4.7. In zoverre is het middel terecht voorgesteld.
5. Slotsom
Hetgeen hiervoor is overwogen brengt mee dat de bestreden uitspraak niet in stand kan blijven en verwijzing moet volgen. De rechter naar wie de zaak wordt verwezen, zal, mede gelet op het zich bij de stukken bevindende proces-verbaal van J.W. Pietjou, brigadier-rechercheur van de Regiopolitie Amsterdam-Amstelland, nummer 0251-001-199, van 4 augustus 1999, dienen na te gaan of de schriftelijke machtiging tot binnentreding in de woning voor het doen van huiszoeking is afgegeven vóór de binnentreding.

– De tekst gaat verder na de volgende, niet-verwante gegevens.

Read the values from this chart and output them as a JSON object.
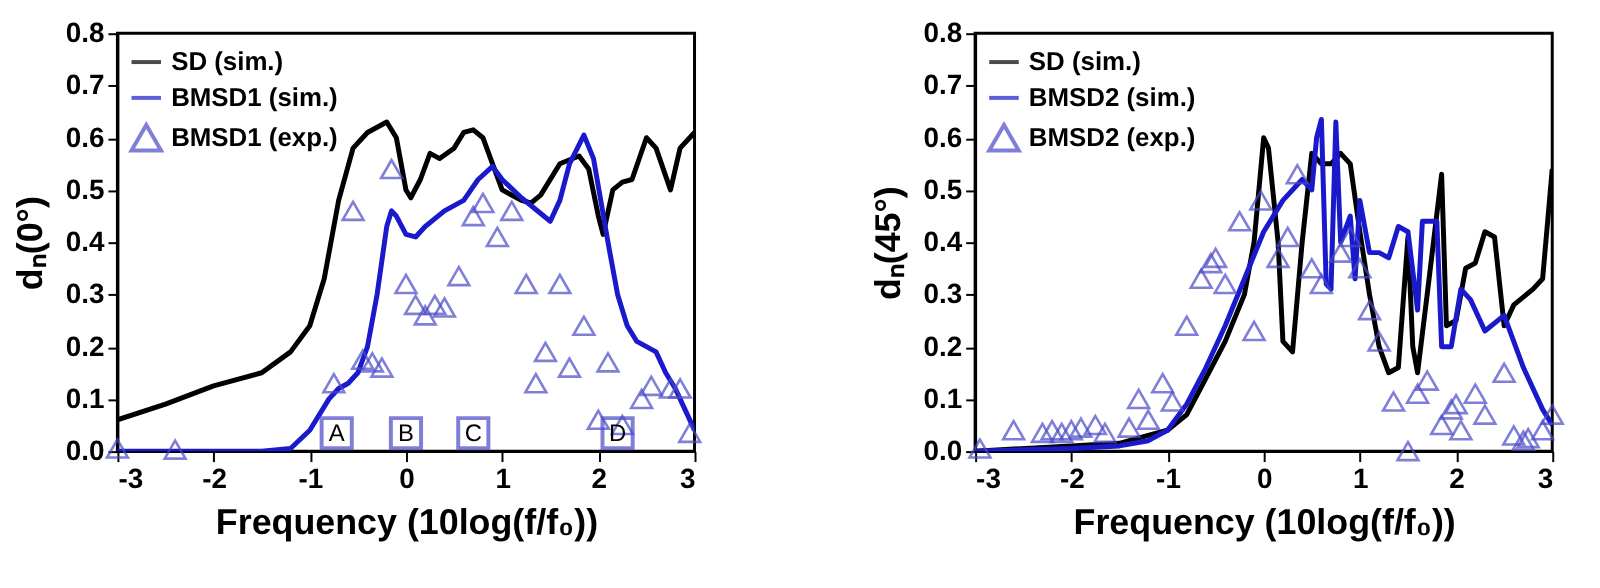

Indien de rechter naar wie de zaak wordt verwezen vaststelt dat dit laatste niet is geschied, verdient het opmerking dat, gelet op art. 359a Sv, een onrechtmatigheid als waarvan dan sprake zal zijn, niet zonder meer tot bewijsuitsluiting behoeft te leiden (vgl. HR 25 juni 2002, nr. 3082/00, LJN AD9204).
6. Beslissing
De Hoge Raad:
Vernietigt de bestreden uitspraak;
Verwijst de zaak naar het Gerechtshof te 's-Gravenhage, opdat de zaak op het bestaande hoger beroep opnieuw wordt berecht en afgedaan.
Dit arrest is gewezen door de vice-president W.J.M. Davids als voorzitter, en de raadsheren G.J.M. Corstens en E.J. Numann, in bijzijn van de griffier S.P. Bakker, en uitgesproken op 2 juli 2002.